The music of Politess is violent. It's heavy and filled with screaming. On the surface it falls somewhere between hardcore and metal. At times, it has those hardcore-borderline-punk sounds of something like Sick Of It All, and yet at other times you can just hear the piercing metal of a band such as Nora. It's Every Time I Die on some level and some combination of other bands I just haven't heard yet.

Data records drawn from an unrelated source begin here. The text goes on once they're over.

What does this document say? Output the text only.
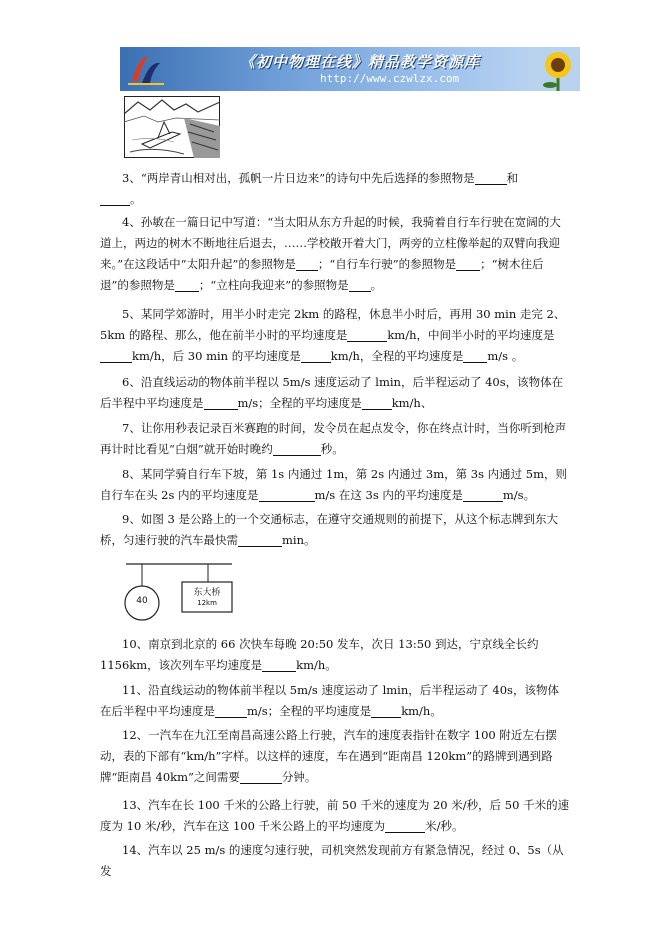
《初中物理在线》精品教学资源库
http://www.czwlzx.com

3、“两岸青山相对出，孤帆一片日边来”的诗句中先后选择的参照物是	和

。

4、孙敏在一篇日记中写道：“当太阳从东方升起的时候，我骑着自行车行驶在宽阔的大道上，两边的树木不断地往后退去，……学校敞开着大门，两旁的立柱像举起的双臂向我迎来。”在这段话中“太阳升起”的参照物是 ；“自行车行驶”的参照物是 ；“树木往后退”的参照物是 ；“立柱向我迎来”的参照物是 。

5、某同学郊游时，用半小时走完 2km 的路程，休息半小时后，再用 30 min 走完 2、5km 的路程、那么，他在前半小时的平均速度是	km/h，中间半小时的平均速度是
km/h，后 30 min 的平均速度是	km/h，全程的平均速度是 m/s 。

6、沿直线运动的物体前半程以 5m/s 速度运动了 lmin，后半程运动了 40s，该物体在后半程中平均速度是	m/s；全程的平均速度是	km/h、

7、让你用秒表记录百米赛跑的时间，发令员在起点发令，你在终点计时，当你听到枪声再计时比看见“白烟”就开始时晚约	秒。

8、某同学骑自行车下坡，第 1s 内通过 1m，第 2s 内通过 3m，第 3s 内通过 5m，则自行车在头 2s 内的平均速度是	m/s 在这 3s 内的平均速度是	m/s。

9、如图 3 是公路上的一个交通标志，在遵守交通规则的前提下，从这个标志牌到东大桥，匀速行驶的汽车最快需	min。

40
东大桥
12km

10、南京到北京的 66 次快车每晚 20:50 发车，次日 13:50 到达，宁京线全长约 1156km，该次列车平均速度是	km/h。

11、沿直线运动的物体前半程以 5m/s 速度运动了 lmin，后半程运动了 40s，该物体在后半程中平均速度是	m/s；全程的平均速度是	km/h。

12、一汽车在九江至南昌高速公路上行驶，汽车的速度表指针在数字 100 附近左右摆动，表的下部有“km/h”字样。以这样的速度，车在遇到“距南昌 120km”的路牌到遇到路牌“距南昌 40km”之间需要	分钟。

13、汽车在长 100 千米的公路上行驶，前 50 千米的速度为 20 米/秒，后 50 千米的速度为 10 米/秒，汽车在这 100 千米公路上的平均速度为	米/秒。

14、汽车以 25 m/s 的速度匀速行驶，司机突然发现前方有紧急情况，经过 0、5s（从发
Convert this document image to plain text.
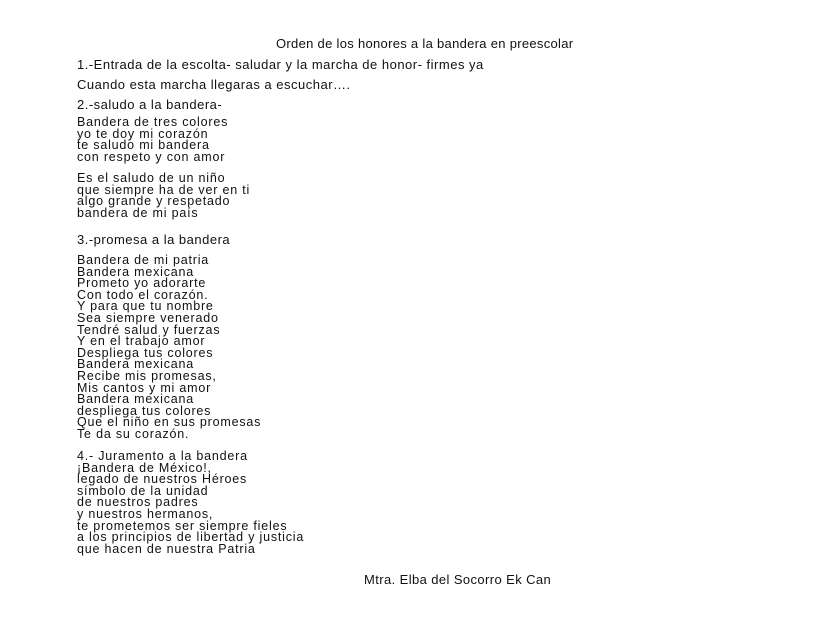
Orden de los honores a la bandera en preescolar
1.-Entrada de la escolta- saludar y la marcha de honor- firmes ya
Cuando esta marcha llegaras a escuchar….
2.-saludo a la bandera-
Bandera de tres colores
yo te doy mi corazón
te saludo mi bandera
con respeto y con amor
Es el saludo de un niño
que siempre ha de ver en ti
algo grande y respetado
bandera de mi país
3.-promesa a la bandera
Bandera de mi patria
Bandera mexicana
Prometo yo adorarte
Con todo el corazón.
Y para que tu nombre
Sea siempre venerado
Tendré salud y fuerzas
Y en el trabajo amor
Despliega tus colores
Bandera mexicana
Recibe mis promesas,
Mis cantos y mi amor
Bandera mexicana
despliega tus colores
Que el niño en sus promesas
Te da su corazón.
4.- Juramento a la bandera
¡Bandera de México!,
legado de nuestros Héroes
símbolo de la unidad
de nuestros padres
y nuestros hermanos,
te prometemos ser siempre fieles
a los principios de libertad y justicia
que hacen de nuestra Patria
Mtra. Elba del Socorro Ek Can
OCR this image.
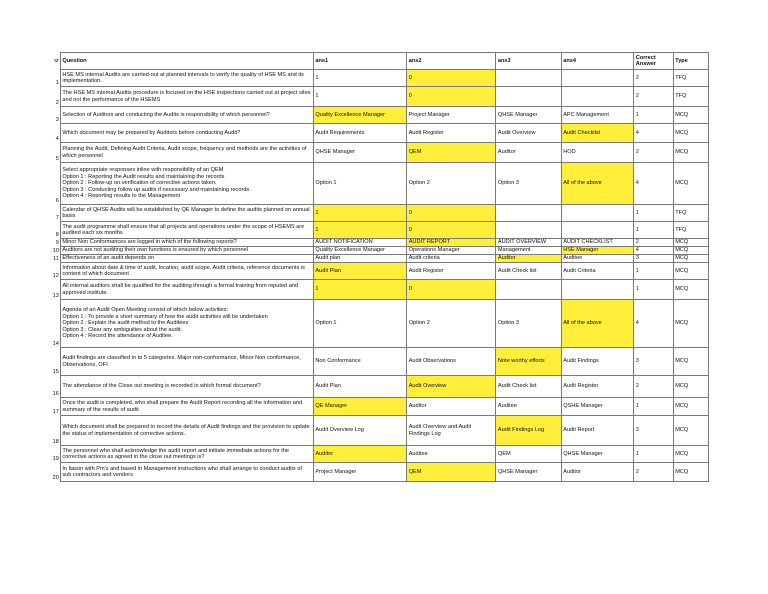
sr	Question	ans1	ans2	ans3	ans4	Correct Answer	Type
1	HSE MS internal Audits are carried-out at planned intervals to verify the quality of HSE MS and its implementation.	1	0			2	TFQ
2	The HSE MS internal Audits procedure is focused on the HSE inspections carried out at project sites and not the performance of the HSEMS	1	0			2	TFQ
3	Selection of Auditors and conducting the Audits is responsibility of which personnel?	Quality Excellence Manager	Project Manager	QHSE Manager	APC Management	1	MCQ
4	Which document may be prepared by Auditors before conducting Audit?	Audit Requirements	Audit Register	Audit Overview	Audit Checklist	4	MCQ
5	Planning the Audit, Defining Audit Criteria, Audit scope, frequency and methods are the activities of which personnel	QHSE Manager	QEM	Auditor	HOD	2	MCQ
6	Select appropriate responses inline with responsibility of an QEM
Option 1 : Reporting the Audit results and maintaining the records
Option 2 : Follow-up on verification of corrective actions taken.
Option 3 : Conducting follow up audits if necessary and maintaining records.
Option 4 : Reporting results to the Management	Option 1	Option 2	Option 3	All of the above	4	MCQ
7	Calendar of QHSE Audits will be established by QE Manager to define the audits planned on annual basis	1	0			1	TFQ
8	The audit programme shall ensure that all projects and operations under the scope of HSEMS are audited each six months	1	0			1	TFQ
9	Minor Non Conformances are logged in which of the following reports?	AUDIT NOTIFICATION	AUDIT REPORT	AUDIT OVERVIEW	AUDIT CHECKLIST	2	MCQ
10	Auditors are not auditing their own functions is ensured by which personnel	Quality Excellence Manager	Operations Manager	Management	HSE Manager	4	MCQ
11	Effectiveness of an audit depends on	Audit plan	Audit criteria	Auditor	Auditee	3	MCQ
12	Information about date & time of audit, location, audit scope, Audit criteria, reference documents is content of which document	Audit Plan	Audit Register	Audit Check list	Audit Criteria	1	MCQ
13	All internal auditors shall be qualified for the auditing through a formal training from reputed and approved institute.	1	0			1	MCQ
14	Agenda of an Audit Open Meeting consist of which below activities:
Option 1 : To provide a short summary of how the audit activities will be undertaken
Option 2 : Explain the audit method to the Auditees
Option 3 : Clear any ambiguities about the audit.
Option 4 : Record the attendance of Auditee.	Option 1	Option 2	Option 3	All of the above	4	MCQ
15	Audit findings are classified in to 5 categories. Major non-conformance, Minor Non conformance, Observations, OFI	Non Conformance	Audit Observations	Note worthy efforts	Audit Findings	3	MCQ
16	The attendance of the Close out meeting is recorded in which formal document?	Audit Plan	Audit Overview	Audit Check list	Audit Register	2	MCQ
17	Once the audit is completed, who shall prepare the Audit Report recording all the information and summary of the results of audit	QE Manager	Auditor	Auditee	QSHE Manager	1	MCQ
18	Which document shall be prepared to record the details of Audit findings and the provision to update the status of implementation of corrective actions.	Audit Overview Log	Audit Overview and Audit Findings Log	Audit Findings Log	Audit Report	3	MCQ
19	The personnel who shall acknowledge the audit report and initiate immediate actions for the corrective actions as agreed in the close out meetings is?	Auditor	Auditee	QEM	QHSE Manager	1	MCQ
20	In liason with Pm's and based in Management instructions who shall arrange to conduct audits of sub contractors and vendors	Project Manager	QEM	QHSE Manager	Auditor	2	MCQ
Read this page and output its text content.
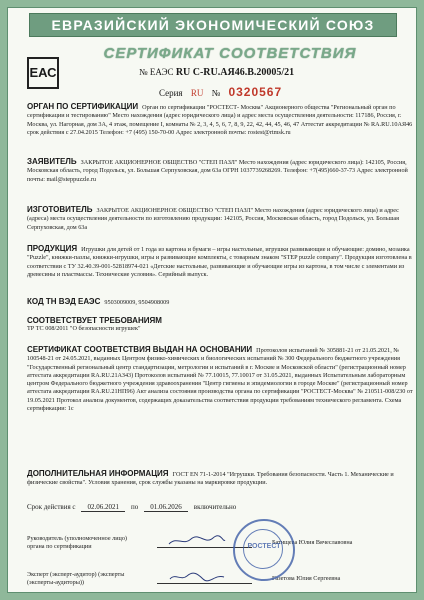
ЕВРАЗИЙСКИЙ ЭКОНОМИЧЕСКИЙ СОЮЗ
ЕАС
СЕРТИФИКАТ СООТВЕТСТВИЯ
№ ЕАЭС RU С-RU.АЯ46.В.20005/21
Серия RU № 0320567
ОРГАН ПО СЕРТИФИКАЦИИ Орган по сертификации "РОСТЕСТ- Москва" Акционерного общества "Региональный орган по сертификации и тестированию" Место нахождения (адрес юридического лица) и адрес места осуществления деятельности: 117186, Россия, г. Москва, ул. Нагорная, дом 3А, 4 этаж, помещение I, комнаты № 2, 3, 4, 5, 6, 7, 8, 9, 22, 42, 44, 45, 46, 47 Аттестат аккредитации № RA.RU.10АЯ46 срок действия с 27.04.2015 Телефон: +7 (495) 150-70-00 Адрес электронной почты: rostest@rtmsk.ru
ЗАЯВИТЕЛЬ ЗАКРЫТОЕ АКЦИОНЕРНОЕ ОБЩЕСТВО "СТЕП ПАЗЛ" Место нахождения (адрес юридического лица): 142105, Россия, Московская область, город Подольск, ул. Большая Серпуховская, дом 63а ОГРН 1037739268269. Телефон: +7(495)660-37-73 Адрес электронной почты: mail@steppuzzle.ru
ИЗГОТОВИТЕЛЬ ЗАКРЫТОЕ АКЦИОНЕРНОЕ ОБЩЕСТВО "СТЕП ПАЗЛ" Место нахождения (адрес юридического лица) и адрес (адреса) места осуществления деятельности по изготовлению продукции: 142105, Россия, Московская область, город Подольск, ул. Большая Серпуховская, дом 63а
ПРОДУКЦИЯ Игрушки для детей от 1 года из картона и бумаги – игры настольные, игрушки развивающие и обучающие: домино, мозаика "Puzzle", книжки-пазлы, книжки-игрушки, игры и развивающие комплекты, с товарным знаком "STEP puzzle company". Продукция изготовлена в соответствии с ТУ 32.40.39-001-52818974-021 «Детские настольные, развивающие и обучающие игры из картона, в том числе с элементами из древесины и пластмассы. Технические условия». Серийный выпуск.
КОД ТН ВЭД ЕАЭС 9503009009, 9504908009
СООТВЕТСТВУЕТ ТРЕБОВАНИЯМ
ТР ТС 008/2011 "О безопасности игрушек"
СЕРТИФИКАТ СООТВЕТСТВИЯ ВЫДАН НА ОСНОВАНИИ Протоколов испытаний № 305881-21 от 21.05.2021, № 100548-21 от 24.05.2021, выданных Центром физико-химических и биологических испытаний № 300 Федерального бюджетного учреждения "Государственный региональный центр стандартизации, метрологии и испытаний в г. Москве и Московской области" (регистрационный номер аттестата аккредитации RA.RU.21АЗ43) Протоколов испытаний № 77.10015, 77.10017 от 31.05.2021, выданных Испытательным лабораторным центром Федерального бюджетного учреждения здравоохранения "Центр гигиены и эпидемиологии в городе Москве" (регистрационный номер аттестата аккредитации RA.RU.21НП96) Акт анализа состояния производства органа по сертификации "РОСТЕСТ-Москва" № 210511-008/230 от 19.05.2021 Протокол анализа документов, содержащих доказательства соответствия продукции требованиям технического регламента. Схема сертификации: 1с
ДОПОЛНИТЕЛЬНАЯ ИНФОРМАЦИЯ ГОСТ EN 71-1-2014 "Игрушки. Требования безопасности. Часть 1. Механические и физические свойства". Условия хранения, срок службы указаны на маркировке продукции.
Срок действия с 02.06.2021 по 01.06.2026 включительно
Руководитель (уполномоченное лицо) органа по сертификации
Батищева Юлия Вячеславовна
Эксперт (эксперт-аудитор) (эксперты (эксперты-аудиторы))
Газетова Юлия Сергеевна
РОСТЕСТ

It's a band on Equal Vision Records back when they were still releasing quality music and I was keeping up with them, or just anything from what I consider to be the glory days of when hardcore met metal. (Though the scene never really disappeared, I did)
What you have to understand though is that as great as this is at just being fast, heavy, kicking you in the teeth the entire time it is played at maximum volume there is also this other side to it, a side which you cannot put your finger on but there are audio clips and horns (which I believe there is at least a saxophone) A shining example of how this can remain so hard and yet have these other factors to it is a song such as "LA PATÈRE", which is almost at the end.
And so when you think of bands that have that hardcore presence to them (Because whatever combination of metal and punk this might take on, it is hardcore at its roots) one of two big ones come to mind for me when I think of what is added in extra to these Politess songs. On one hand, the horns make me think of Dillinger Escape Plan but this album comes off more in the way that hearing Dillinger Escape Plan for the first time did than actually being a copy of them. And the other is Backstabbers Inc, who I perhaps know best for their use of audio clips though Politess does not use them the same way either (Though there is one I like about Alice in Wonderland)
I'm sure that at some point people thought that the hardcore scene was over and probably different people have thought it on different occasions. And yet bands like Politess continue to prove them wrong as this music stays alive by taking on sounds previously unheard of and yet delivered in the most powerful of ways. You can't just spice up the hardcore scene by throwing in some random sounds (Sorry, Folly) and this album by Politess just proves that what is old can be new again and there is still room left to be impressed because I am just so impressed and thrilled by these songs.